Entidades representativas do Judiciário publicam nota criticando PEC que limita supersalários e falam em aposentadoria em massa

Medida geraria êxodo de servidores, o que, segundo as entidades, poderia afetar a qualidade dos serviços prestados pelo Judiciário e outros órgãos

Entidades representativas da Justiça Federal, Eleitoral, Militar e do Trabalho, além de membros do Ministério Público, publicaram, nesta quarta-feira (4), notas conjuntas criticando a proposta de emenda à Constituição (PEC) que busca reduzir as exceções ao teto salarial do funcionalismo público, atualmente fixado em R$ 44 mil. A medida faz parte do pacote de cortes de gastos proposto pelo governo federal.

A PEC propõe que o único item excluído do teto salarial sejam as indenizações previstas em uma futura lei complementar, o que geraria mudanças no atual sistema de penduricalhos usados para aumentar os salários dos servidores, especialmente no Judiciário. As entidades apontam que a proposta pode ter efeitos negativos, incluindo a possibilidade de aposentadoria antecipada de uma grande parte dos magistrados, já que cerca de 40% dos juízes e desembargadores já atendem aos requisitos para se aposentar. A medida geraria, portanto, um êxodo de servidores, o que, segundo as entidades, poderia afetar a qualidade dos serviços prestados pelo Judiciário e outros órgãos.

Essas críticas refletem preocupações sobre a manutenção da independência e do funcionamento do sistema judiciário, além dos impactos que a medida pode ter na estrutura do serviço público.

“As vagas abertas em decorrência das aposentadorias precisariam ser supridas com novas contratações, o que significaria mais gastos com concursos públicos”, acrescenta o texto. Por isso, segundo os magistrados, a medida “iria em contrariedade ao objetivo pretendido na proposta” de reduzir gastos públicos.

Ainda de acordo com a nota, o governo deveria embasar suas decisões em estudos técnicos que considerem a realidade institucional do Judiciário, já que haveria custos com realização de concursos e previdência.

A manifestação é assinada por Conselho de Presidentes dos Tribunais de Justiça do Brasil (Consepre), o Colégio Permanente de Presidentes dos Tribunais da Justiça Militar, o Colégio de Presidentes dos Tribunais Eleitorais do Brasil (Coptrel), O Colégio de Presidentes e Corregedores dos Tribunais Regionais do Trabalho (Coleprecor) e os Presidentes dos Tribunais Regionais Federais das seis regiões da Justiça Federal.
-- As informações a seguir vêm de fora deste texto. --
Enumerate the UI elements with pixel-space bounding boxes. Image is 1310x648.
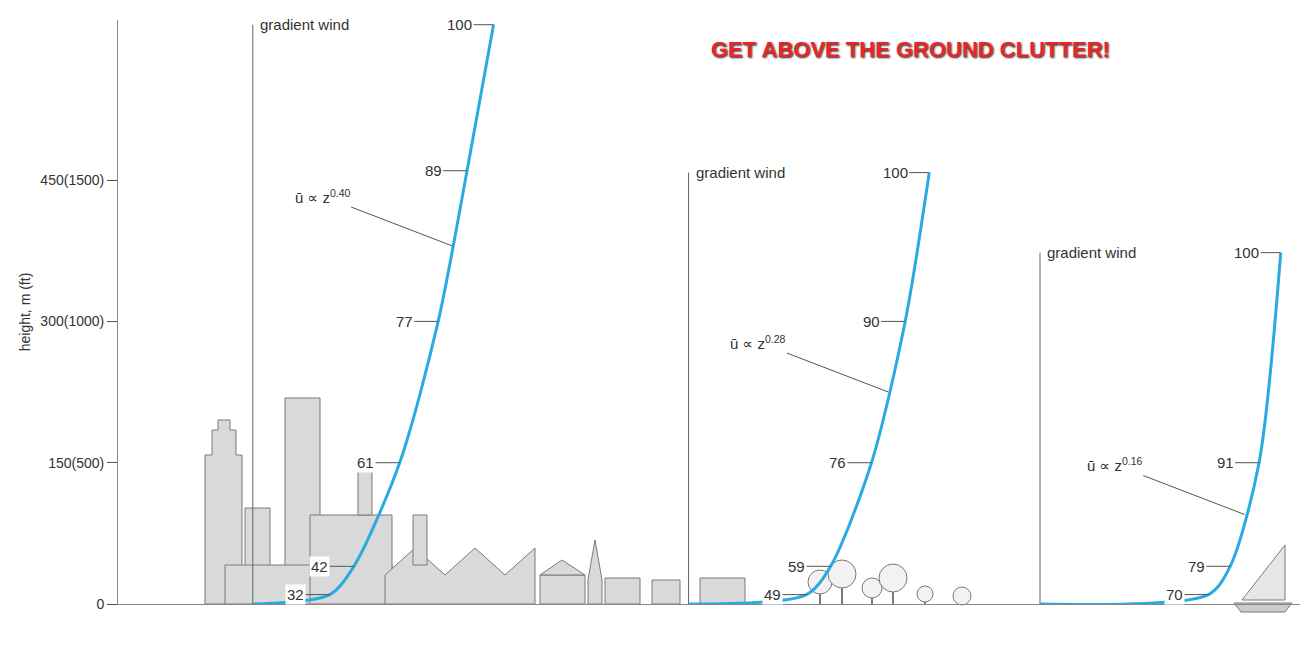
svg-text:42: 42 (311, 558, 328, 575)
svg-text:300(1000): 300(1000) (40, 313, 104, 329)
svg-text:150(500): 150(500) (48, 455, 104, 471)
svg-text:79: 79 (1188, 558, 1205, 575)
svg-text:100: 100 (883, 164, 908, 181)
svg-text:ū ∝ z​0.28​: ū ∝ z​0.28​ (730, 333, 786, 352)
svg-text:0: 0 (96, 596, 104, 612)
svg-text:height, m (ft): height, m (ft) (17, 273, 33, 352)
svg-text:59: 59 (788, 558, 805, 575)
svg-text:70: 70 (1166, 586, 1183, 603)
svg-text:450(1500): 450(1500) (40, 172, 104, 188)
svg-text:ū ∝ z​0.16​: ū ∝ z​0.16​ (1087, 455, 1143, 474)
svg-text:gradient wind: gradient wind (260, 16, 349, 33)
svg-text:90: 90 (863, 313, 880, 330)
svg-text:ū ∝ z​0.40​: ū ∝ z​0.40​ (295, 187, 351, 206)
svg-text:32: 32 (287, 586, 304, 603)
svg-text:77: 77 (396, 313, 413, 330)
svg-text:gradient wind: gradient wind (696, 164, 785, 181)
svg-text:61: 61 (357, 454, 374, 471)
svg-text:100: 100 (447, 16, 472, 33)
svg-text:gradient wind: gradient wind (1047, 244, 1136, 261)
svg-text:49: 49 (764, 586, 781, 603)
svg-text:100: 100 (1234, 244, 1259, 261)
svg-text:76: 76 (829, 454, 846, 471)
svg-text:GET ABOVE THE GROUND CLUTTER!: GET ABOVE THE GROUND CLUTTER! (711, 37, 1110, 62)
svg-text:89: 89 (425, 162, 442, 179)
svg-text:91: 91 (1217, 454, 1234, 471)
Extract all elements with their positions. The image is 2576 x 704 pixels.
O material está disponível no site do Tribunal Regional Federal da 2ª Região, que atua no Rio de Janeiro e no Espírito Santo.

A Associação Nacional dos Membros do Ministério Público (Conamp), o Conselho Nacional dos Procuradores-Gerais (CNPG), a Associação Nacional dos Procuradores da República (ANPR) e a Associação Nacional dos Procuradores e das Procuradoras do Trabalho (ANPT) também se posicionaram contra a PEC e repetiram o argumento de quase 40% dos servidores cumprirem requisitos para a aposentadoria.

O trecho que trata dos supersalários, segundo os membros do MP, teria “impactos incalculáveis para o funcionalismo público em geral, para a previdência pública e, sobretudo, para a população brasileira. As entidades defendem “maduro diálogo” para enfrentar o tema.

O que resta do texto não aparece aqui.